Each of the media types supported by Image Surfer Pro has an associated Auto Collection configuration. While the Processing Web Pages along with the Directed Search sections of this manual do a good job of describing how webpages are processed, they are not written from the perspective of each of the media types. The topics they cover are large and some details of how each media type is collected may need some clarification. In this section of the manual we wish to focus specifically on each media type, how and when it is collected, and why you might wish to have specific configurations for these User Preferences.
As detailed in Processing Web Pages, there are several steps to processing a web page: Extraction, Assemilation, and Results Display. Here we will focus in on the Assemilation Process.
Assemilation also consists of three steps: Determining what will be assemilated, forming trees, and merging trees. Other sections of this manual cover tree formation and how trees merge. Here we wish to detail how it is determined what data is assemilated. Specifically how it is decided if data extracted from a processed webpage is automatically assemilated.
Auto Collection is defined as the designation of specific data extracted from a webpage to be automatically processed for assemilation. In most cases you will have an idea of what type of media links you want to collect from the webpages you are surfing. If you enable the Auto Collect configuraitons for this type of media the processing will assemilate the desired data after extraction completes. However, you may want to simply turn all Auto Collection off - in which case you will be prompted to chose what data is assemilated from the sets of extracted data.
Warning – Any data set not configured to automatically collect will be discarded if data is extracted for a data set which is configured to automatically collect!
It has been said "An image is worth a thousand words." and this concept has never been more clearly realized than it is on the Internet. Every webpage you visit has multiple images on it. Images are sometimes the entire focus of a webpage and sometimes they are the accents on the page. They play the role of buttons, decoration, and even advertizements. In most cases, the images you wish to collect will seem obvious to you while you ignore thousands of other images on the very same pages.
Beacuase images are a static medium (with the possible exception of a few file formats such as GIF), images are often used as the source of a hyper link. Web browsers also treat images in a special way, if the URL links directly to an image, most browswers will simply display the image as if it were a webpage. In many cases the entire purpose of a webpage is to provide links to individual images. In almost every case these are the images you wish to collect because they will never be buttons, decoration, nor ads.

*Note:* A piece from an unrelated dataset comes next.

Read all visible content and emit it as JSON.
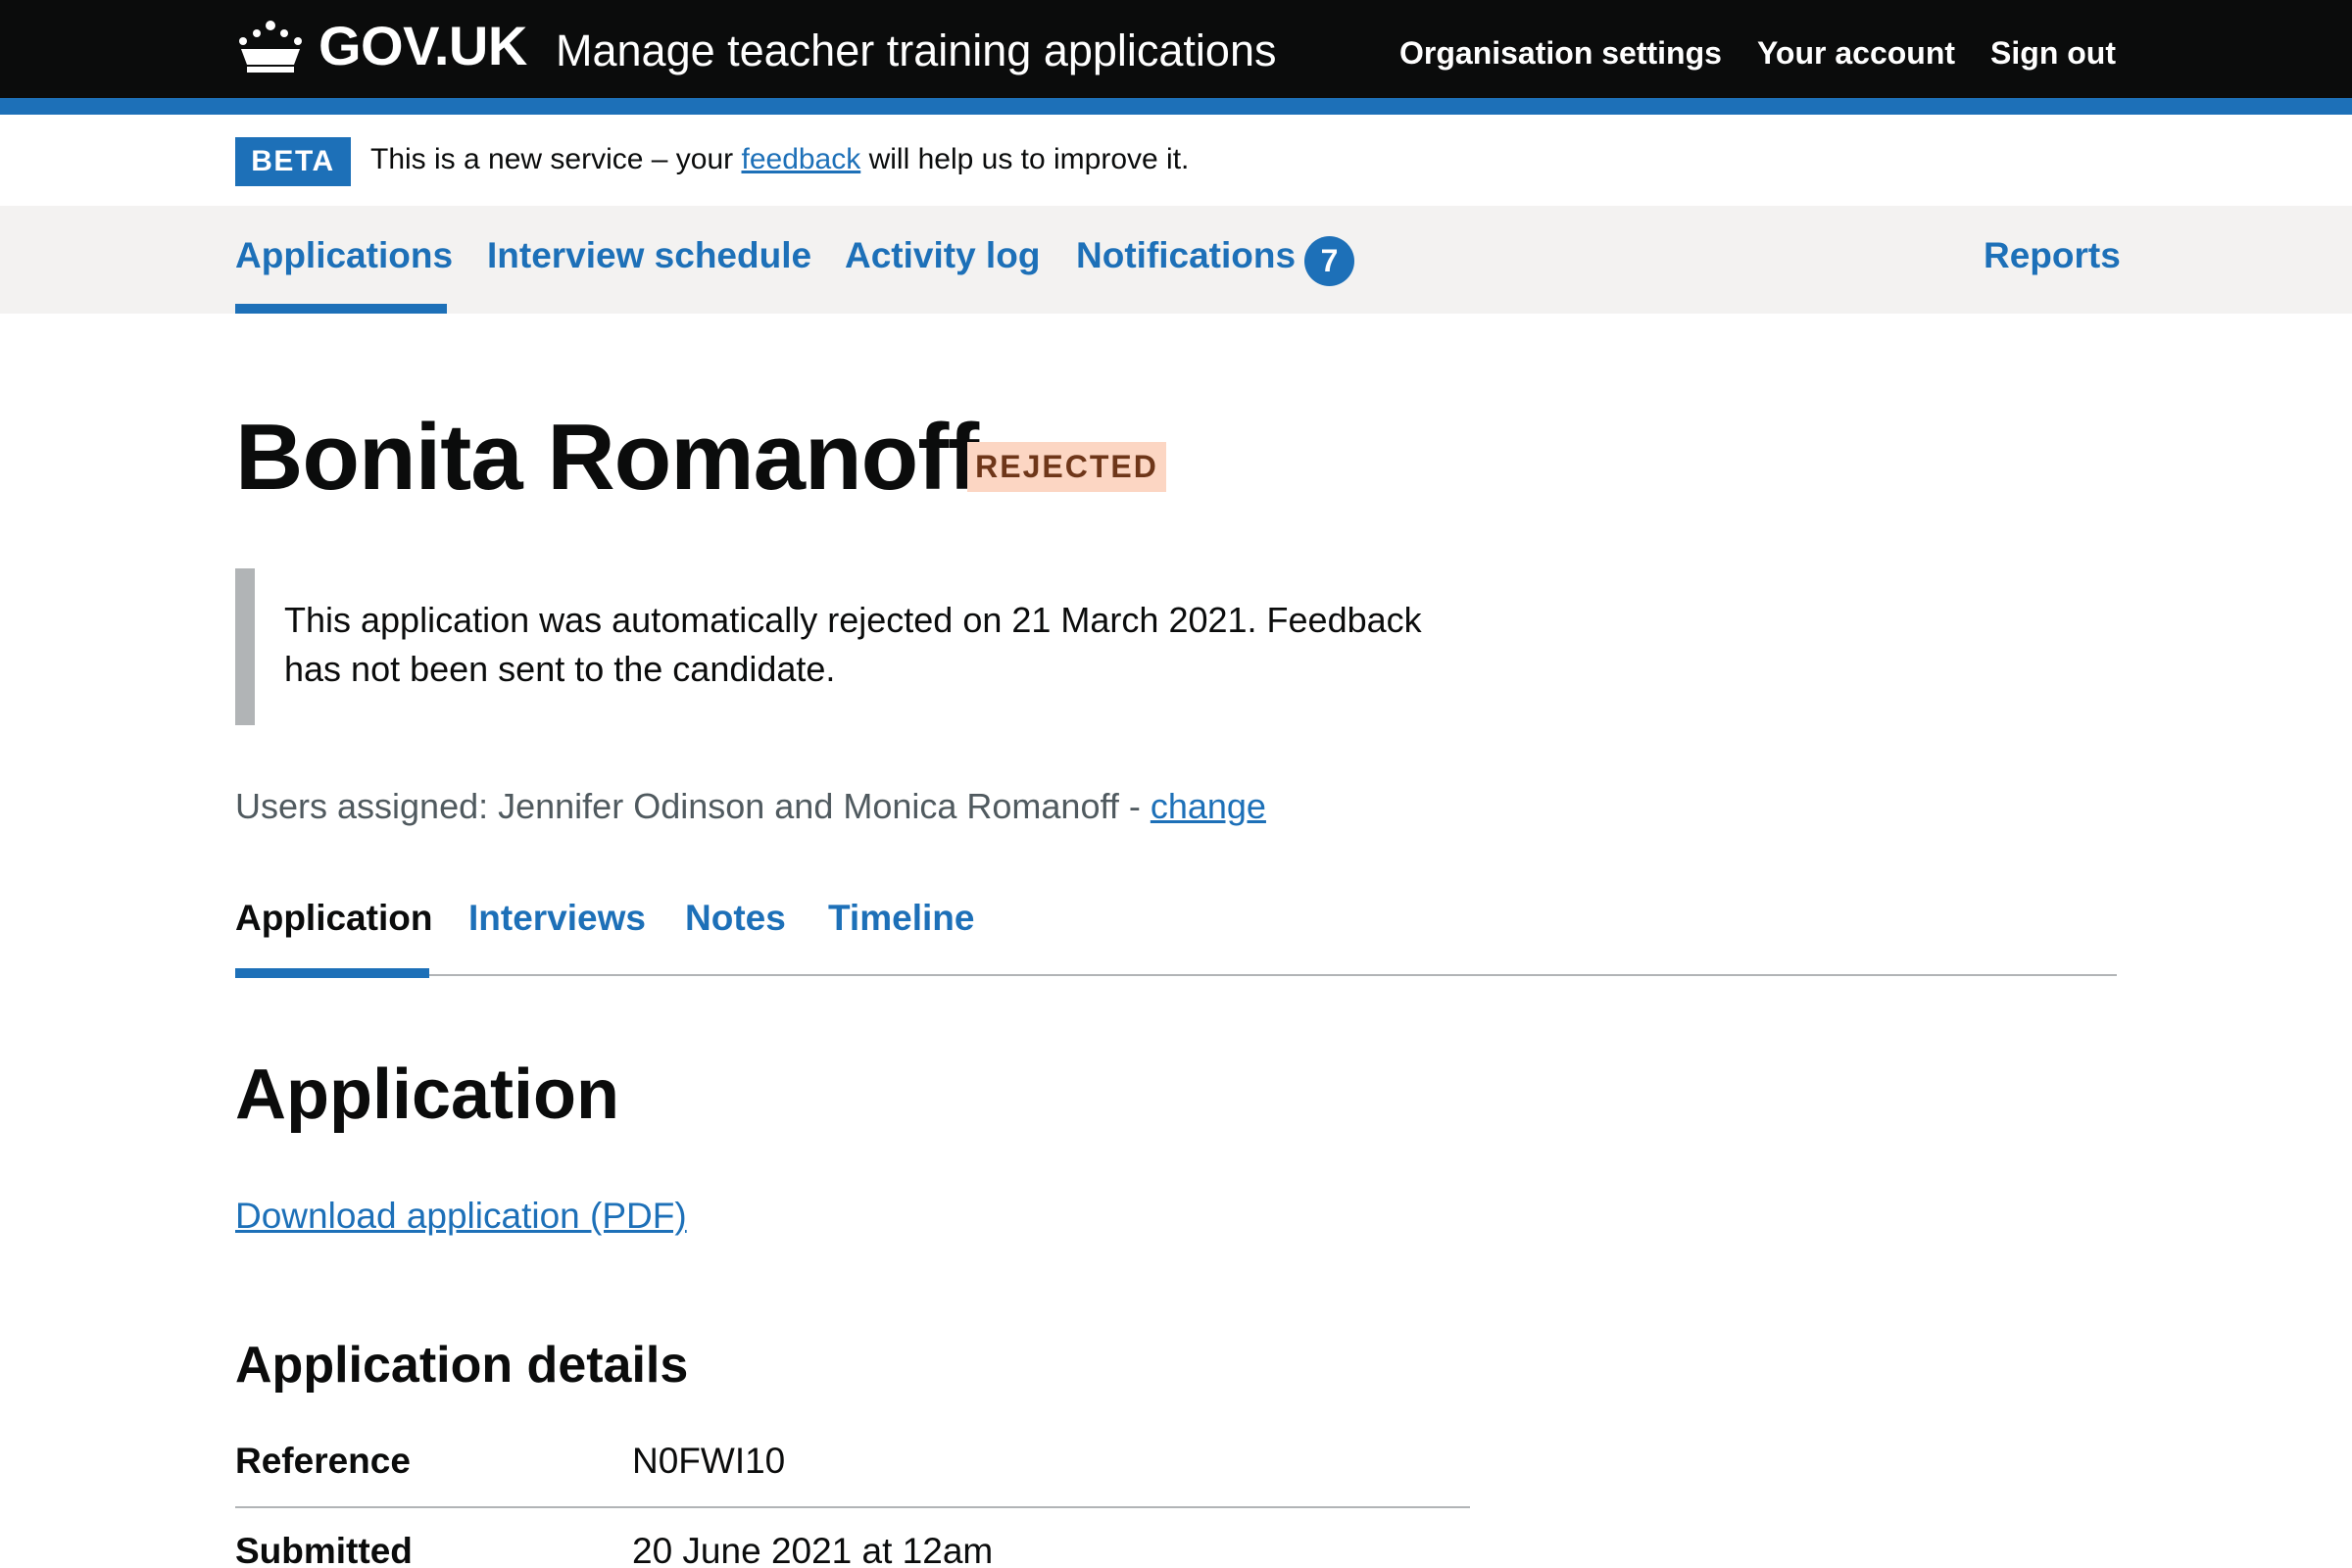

Image Surfer Pro gives you Auto Collection configurations for images broken into two groups:
|
{Automatically collect direct image links}
In almost every case you will want to enable this configuraiton. The original purpose of Image Surfer Pro was to collect quality links to quality images which could be shared between users. Direct image links found on a processed page are typically the focus of the page and the entire reason you were surfing the page to start with.
You may wish to turn this configuraiton off if you are processing pages which have mixed video and image content (such as a mixed media Free Hosted Gallery), and you want to collect only the video media.
{Automatically collect embedded image links}
In almost every case you will want to set this to Direct Search. In this case, only embedded images found on specific pages during a directed search will be automatically assemilated while in other processing they will only appear as an option for assemiliation if no other data set was automatically collected.
Unlike all the other Auto Collection configuraitons, this configuration affects both extraction and assemilation.Setting | Extracted | Assemilated |
---|---|---|
Always | From Every Page Processed | Always Automatic |
Directed |
Pages where not many direct image or video references found. Typically directed search 3rd level pages or any directly processed webpage that isn't a FHG. |
Automatic only after a direct search |
Never | Pages where not many direct image or video references found. Typically directed search 3rd level pages or any directly processed webpage that isn't a FHG. |
Never Automatic User Prompt if nothing automatically assemilated |
{Min embedded image file Kbytes for auto collection}
If you have set {Automatically collect embedded image links} to Directed Search you will probably want to set this slider bar configuraiton to Always. If on the other hand you have chosen to Always collect embedded images you will probalby want to increase the file size based on the types of images you wish to avoid. Images used for decoration and buttons will typically be small in size. Advertisements will be larger. The optimal setting will take some experimentation with the types of sites you typically process for embedded images.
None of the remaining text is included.